The various intangibles that attract the Orioles to Hess include his work ethic. And it allows him to blend with others on the staff.

It’s a way to win over your manager, coaches and teammates.

“Let me give you an example when you talk about wanting to surround people with good people,” said manager Buck Showalter. “We had early BP (Friday) at 2 o’clock, which I’m sure doesn’t surprise anybody, and Dylan Bundy was out there doing the same thing, OK?

“We had a sim game (Saturday) morning at 11 o’clock. I think sometimes people don’t realize all the work that goes on in a day before the actual game. Well, Dylan Bundy was out there also watching Zach (Britton) pitch and talking to some of the young pitchers. We had Pedro (Araujo) and (Miguel) Castro out there working on their times to the plate and their moves to first base. Those are the types of things where, just cover yourself and give yourself a chance to be as good as you’re capable of being. That’s all we ask.”

Hess had the confidence to attempt two pickoffs Friday night with a runner on second base. He nabbed Brad Miller after a leadoff double, making Joey Wendle’s single inconsequential. He might have gotten Mallex Smith, too, if the ball hadn’t gone through Jonathan Schoop’s legs for an error.

Three ground balls later, Smith was stranded at third base.

“There are a lot of things that get your attention from that outing, and not just that one,” Showalter said. “He pitched pretty well in Boston before it kind of came apart a little bit on him. I told you at the time, when he gave up that three-run homer (to Duffy) and then just basically pitched well after it, that tells you a lot about his makeup.

“As much as people want to talk about every little aspect, that’s a great job of player development. The one thing I remember the first time he came to Baltimore and we had three (draft picks) there, he was one of the guys that really caught my attention. Just the way he looked at you, the way he talked to you. His mom and dad. You could tell this guy ...
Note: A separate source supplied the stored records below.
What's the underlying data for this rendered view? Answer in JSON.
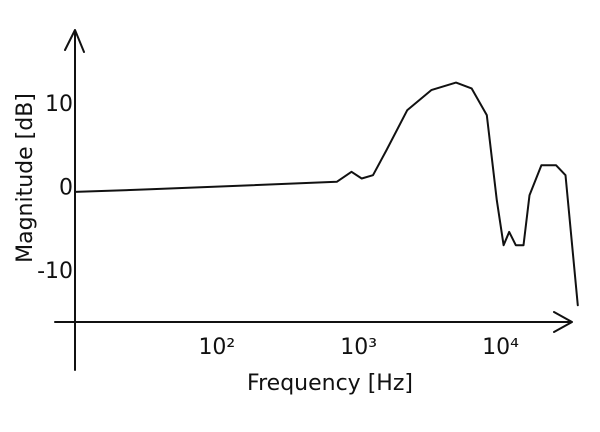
{
  "chart_data": {
    "type": "line",
    "x_label": "Frequency [Hz]",
    "y_label": "Magnitude [dB]",
    "x_scale": "log",
    "grid": false,
    "xlim": [
      10,
      40000
    ],
    "ylim": [
      -16,
      19
    ],
    "xticks": [
      {
        "value": 100,
        "label": "10²"
      },
      {
        "value": 1000,
        "label": "10³"
      },
      {
        "value": 10000,
        "label": "10⁴"
      }
    ],
    "yticks": [
      10,
      0,
      -10
    ],
    "series": [
      {
        "color": "#111111",
        "x": [
          10,
          34,
          176,
          700,
          890,
          1050,
          1260,
          1570,
          2200,
          3250,
          4850,
          6250,
          8000,
          9400,
          10500,
          11500,
          12800,
          14500,
          16000,
          19400,
          24600,
          28700,
          35000
        ],
        "values": [
          -0.4,
          -0.1,
          0.4,
          0.8,
          2,
          1.2,
          1.6,
          4.6,
          9.4,
          11.8,
          12.7,
          12,
          8.8,
          -1.4,
          -6.8,
          -5.2,
          -6.8,
          -6.8,
          -0.8,
          2.8,
          2.8,
          1.6,
          -14
        ]
      }
    ]
  }
}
“Whether or not he had the ability, who knows? But I knew that a lot of things weren’t going to challenge him. ‘I’m letting it rip. I’m not going back to the hotel and be like, Geez, I wish I had trusted myself more.’ And that also creates great presentation to the other team, because up here people really feed off of your body language and just the way you present yourself.”
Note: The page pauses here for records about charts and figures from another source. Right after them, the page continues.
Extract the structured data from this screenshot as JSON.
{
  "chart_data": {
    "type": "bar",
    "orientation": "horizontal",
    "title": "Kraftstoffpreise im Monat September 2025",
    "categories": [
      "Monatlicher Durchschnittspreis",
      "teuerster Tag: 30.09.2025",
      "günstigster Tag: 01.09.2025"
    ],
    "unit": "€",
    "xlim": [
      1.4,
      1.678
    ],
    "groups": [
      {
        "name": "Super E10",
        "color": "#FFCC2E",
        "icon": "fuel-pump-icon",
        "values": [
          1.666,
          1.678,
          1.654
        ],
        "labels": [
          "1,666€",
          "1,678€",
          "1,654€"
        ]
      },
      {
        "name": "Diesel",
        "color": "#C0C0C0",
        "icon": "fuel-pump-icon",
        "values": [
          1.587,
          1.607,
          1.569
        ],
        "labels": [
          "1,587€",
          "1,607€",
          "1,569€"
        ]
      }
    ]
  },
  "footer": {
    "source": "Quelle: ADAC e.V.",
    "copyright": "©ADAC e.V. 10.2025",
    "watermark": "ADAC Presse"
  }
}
Does Hess have a shutout in him? Because the Orioles will be facing Max Scherzer, who tends to be stingy.

The three-time Cy Young Award winner is 8-1 with a 2.13 ERA and 0.907 WHIP in 11 starts and his 108 strikeouts in 71 2/3 innings lead the National League and are one behind the Astros’ Gerrit Cole.

The Orioles have scored three runs or fewer in 12 of their last 14 games. Alex Cobb and Bundy have registered back-to-back quality starts - yes, by definition - and the Orioles lost both games.
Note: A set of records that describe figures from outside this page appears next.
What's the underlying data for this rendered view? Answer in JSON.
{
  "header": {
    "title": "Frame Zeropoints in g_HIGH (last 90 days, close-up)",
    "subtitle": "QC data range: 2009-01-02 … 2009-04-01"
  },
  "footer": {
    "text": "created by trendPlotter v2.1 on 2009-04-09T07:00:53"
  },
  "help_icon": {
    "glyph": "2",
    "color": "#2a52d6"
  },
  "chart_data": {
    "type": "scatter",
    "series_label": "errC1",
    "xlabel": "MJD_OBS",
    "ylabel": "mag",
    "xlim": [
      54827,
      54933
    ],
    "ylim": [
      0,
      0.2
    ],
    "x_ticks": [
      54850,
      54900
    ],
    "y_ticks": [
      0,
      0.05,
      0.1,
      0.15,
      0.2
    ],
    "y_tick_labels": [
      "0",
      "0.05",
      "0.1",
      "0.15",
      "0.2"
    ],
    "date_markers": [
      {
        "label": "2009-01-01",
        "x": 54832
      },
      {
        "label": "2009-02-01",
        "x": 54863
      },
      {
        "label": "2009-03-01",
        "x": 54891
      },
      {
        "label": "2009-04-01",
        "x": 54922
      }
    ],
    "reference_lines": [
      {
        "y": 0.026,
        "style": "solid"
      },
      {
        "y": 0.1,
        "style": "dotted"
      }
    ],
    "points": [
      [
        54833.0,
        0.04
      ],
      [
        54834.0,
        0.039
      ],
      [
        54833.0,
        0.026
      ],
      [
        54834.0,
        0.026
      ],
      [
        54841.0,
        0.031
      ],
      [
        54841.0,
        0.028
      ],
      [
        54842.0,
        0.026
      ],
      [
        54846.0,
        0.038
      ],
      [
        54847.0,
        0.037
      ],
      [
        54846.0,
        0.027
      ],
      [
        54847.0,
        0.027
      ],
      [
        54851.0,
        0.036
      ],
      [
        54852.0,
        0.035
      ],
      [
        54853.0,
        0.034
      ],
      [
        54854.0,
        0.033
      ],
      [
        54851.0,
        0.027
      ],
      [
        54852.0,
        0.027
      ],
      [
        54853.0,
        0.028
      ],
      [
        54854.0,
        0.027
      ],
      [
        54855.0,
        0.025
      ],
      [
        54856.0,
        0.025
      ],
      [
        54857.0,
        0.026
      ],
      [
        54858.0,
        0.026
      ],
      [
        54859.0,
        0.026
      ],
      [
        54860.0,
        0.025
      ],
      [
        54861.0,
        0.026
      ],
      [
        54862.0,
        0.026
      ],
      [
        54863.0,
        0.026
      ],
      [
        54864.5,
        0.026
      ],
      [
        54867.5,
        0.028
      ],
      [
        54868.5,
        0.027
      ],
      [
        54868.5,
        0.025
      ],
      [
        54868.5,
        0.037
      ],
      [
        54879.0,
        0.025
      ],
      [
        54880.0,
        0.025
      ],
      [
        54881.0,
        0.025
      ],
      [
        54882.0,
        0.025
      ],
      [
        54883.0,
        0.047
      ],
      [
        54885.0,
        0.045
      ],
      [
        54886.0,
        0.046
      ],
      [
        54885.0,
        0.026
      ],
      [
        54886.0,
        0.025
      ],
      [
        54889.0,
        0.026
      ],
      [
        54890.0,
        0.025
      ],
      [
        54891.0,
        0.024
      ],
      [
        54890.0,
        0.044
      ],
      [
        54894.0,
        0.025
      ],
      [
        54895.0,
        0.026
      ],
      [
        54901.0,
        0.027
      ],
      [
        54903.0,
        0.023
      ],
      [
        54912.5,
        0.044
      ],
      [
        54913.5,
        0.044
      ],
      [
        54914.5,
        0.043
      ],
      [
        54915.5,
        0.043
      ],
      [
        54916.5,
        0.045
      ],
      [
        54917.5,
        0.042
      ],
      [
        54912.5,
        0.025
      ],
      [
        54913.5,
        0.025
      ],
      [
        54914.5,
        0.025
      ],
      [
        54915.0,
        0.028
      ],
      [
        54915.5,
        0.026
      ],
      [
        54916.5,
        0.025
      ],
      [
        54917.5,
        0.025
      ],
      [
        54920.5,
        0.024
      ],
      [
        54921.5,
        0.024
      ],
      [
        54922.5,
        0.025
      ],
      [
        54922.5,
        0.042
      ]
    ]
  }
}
A roster move could be coming today with Danny Valencia a possibility to go on paternity leave. A short bench strung last night with Valencia scratched from the lineup and Joey Rickard inserted in left field while Jace Peterson moved to third base.

Craig Gentry and Susac were used back-to-back as pinch-hitters with one out in the ninth and struck out to strand two runners in a 3-2 loss.

Chris Davis is 9-for-27 with a double and home run lifetime against Scherzer. Does he remain the cleanup hitter if Schoop stays atop the order?

Adam Jones is 13-for-32 (.406) with three doubles and four home runs against Scherzer, but Manny Machado is 1-for-22 with a home run and 11 strikeouts. Mark Trumbo is 1-for-14 with eight strikeouts and Pedro Álvarez is 1-for-12 with a home run and six strikeouts.

Who wants a turn at making out the lineup?